A declaração deste ano considera os rendimentos recebidos em 2025. Por esse motivo, a nova faixa de isenção para quem recebe até R$ 5 mil por mês, que começou a valer em janeiro de 2026, ainda não terá efeito na declaração que será entregue neste ano. A mudança deve impactar apenas o envio previsto para 2027.
A diferença entre isenção do pagamento do imposto e obrigação de declarar costuma gerar dúvidas entre os contribuintes. Mesmo quem não paga imposto mensalmente pode ser obrigado a prestar informações à Receita Federal, dependendo de critérios como renda anual, patrimônio ou operações financeiras.
Critérios de obrigatoriedade da declaração
Devem enviar a declaração em 2026 os contribuintes que, ao longo de 2025, se enquadraram em situações como:
- recebimento de rendimentos tributáveis acima de R$ 33.888, incluindo salários, aposentadorias ou aluguéis;
- recebimento de rendimentos isentos ou tributados exclusivamente na fonte superiores a R$ 200 mil;
- receita bruta da atividade rural acima de R$ 169.440;
- ganho de capital na venda de bens ou direitos;
- operações em bolsa de valores, mercadorias ou futuros que ultrapassaram R$ 40 mil no total;
- lucro em operações de day trade;
- venda de ações com lucro em meses com negociação acima de R$ 20 mil;
- posse de bens ou direitos acima de R$ 800 mil em 31 de dezembro;
- condição de residente no Brasil adquirida em 2025;
- bens ou participações em entidades no exterior;
- titularidade de trusts no exterior;
- atualização de bens no exterior a valor de mercado ou recebimento de rendimentos financeiros de entidades estrangeiras;
- isenção de ganho de capital na venda de imóvel, quando o valor foi reinvestido em outro imóvel em até 180 dias.
Limite atual de isenção
Atualmente, o limite oficial de isenção do Imposto de Renda permanece em R$ 2.428,80 por mês. Com ajustes na tabela que incluem deduções adicionais, a isenção efetiva pode alcançar rendimentos mensais de até R$ 3.036, valor equivalente a dois salários mínimos em 2025.

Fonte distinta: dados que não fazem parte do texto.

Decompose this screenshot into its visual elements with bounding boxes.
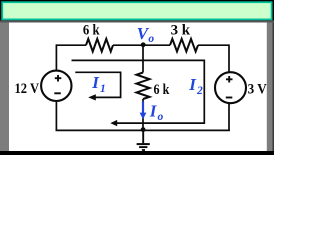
resistor R3 6k vertical bbox=[137, 73, 150, 100]
source V1 12V circle bbox=[41, 71, 71, 101]
wire middle vertical lower bbox=[142, 99, 144, 130]
minus sign V2 bbox=[226, 97, 233, 99]
node bottom dot bbox=[141, 127, 146, 132]
bottom black border bbox=[0, 151, 274, 155]
dark line under title bar bbox=[0, 20, 274, 22]
wire top-middle segment bbox=[113, 44, 170, 46]
minus sign V1 bbox=[54, 92, 61, 94]
wire bottom rail bbox=[56, 129, 230, 131]
wire top-left segment bbox=[56, 44, 86, 46]
wire left vertical lower bbox=[55, 101, 57, 130]
wire left vertical upper bbox=[55, 44, 57, 71]
ground bbox=[137, 130, 150, 150]
svg-text:3 k: 3 k bbox=[171, 23, 191, 39]
wire top-right segment bbox=[198, 44, 229, 46]
wire right vertical upper bbox=[228, 44, 230, 72]
resistor R1 6k horizontal bbox=[86, 39, 113, 52]
resistor R2 3k horizontal bbox=[170, 39, 198, 52]
svg-text:2: 2 bbox=[196, 85, 203, 97]
svg-text:o: o bbox=[148, 33, 154, 45]
source V2 3V circle bbox=[215, 72, 246, 103]
plus sign V1 bbox=[55, 75, 62, 82]
title bar mint panel bbox=[2, 2, 271, 19]
wire right vertical lower bbox=[228, 103, 230, 130]
svg-text:1: 1 bbox=[100, 83, 106, 95]
right gray strip bbox=[267, 23, 274, 152]
svg-text:6 k: 6 k bbox=[154, 82, 171, 98]
title bar black frame bbox=[0, 0, 274, 21]
node Vo dot bbox=[141, 42, 146, 47]
loop indicator I2 (outer) bbox=[72, 60, 205, 126]
wire middle vertical upper bbox=[142, 45, 144, 72]
svg-text:12 V: 12 V bbox=[15, 81, 40, 97]
left gray strip bbox=[0, 23, 9, 152]
window background bbox=[0, 0, 274, 155]
right dark edge bbox=[273, 23, 275, 152]
plus sign V2 bbox=[226, 76, 233, 83]
loop indicator I1 bbox=[75, 72, 120, 100]
svg-text:3 V: 3 V bbox=[248, 81, 268, 97]
current arrow Io blue bbox=[142, 102, 144, 114]
svg-text:6 k: 6 k bbox=[83, 23, 101, 39]
svg-text:o: o bbox=[158, 111, 164, 123]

A ampliação da faixa para R$ 5 mil mensais foi definida para rendimentos a partir de 2026, o que significa que os efeitos só serão percebidos na declaração referente ao próximo ano-base.
Documentos necessários para declarar
Para preencher a declaração, o contribuinte deve reunir documentos pessoais e comprovantes de rendimentos e patrimônio.
Entre os documentos básicos, estão:
- documento oficial com CPF;
- comprovante de endereço atualizado;
- CPF do cônjuge;
- título de eleitor;
- recibo da declaração do ano anterior;
- número do PIS, NIT ou inscrição no INSS;
- dados de dependentes e alimentandos.
Também são necessários informes de rendimentos, extratos bancários e de investimentos, comprovantes de aluguéis recebidos e informações sobre previdência privada.
Para quem realizou operações em renda variável, devem ser reunidas notas de corretagem, DARFs pagos e informes de investimentos.
Restituição e informes de rendimentos
O pagamento das restituições deve seguir o cronograma adotado nos últimos anos, com início previsto para 29 de maio e encerramento do quinto lote em 30 de setembro.
Os informes de rendimentos, necessários para preencher a declaração, foram enviados por empregadores, instituições financeiras e pelo Instituto Nacional do Seguro Social (INSS) até 27 de fevereiro. Caso o documento não tenha sido recebido, o contribuinte pode solicitá-lo diretamente à fonte pagadora ou utilizar a declaração pré-preenchida disponível no sistema da Receita Federal.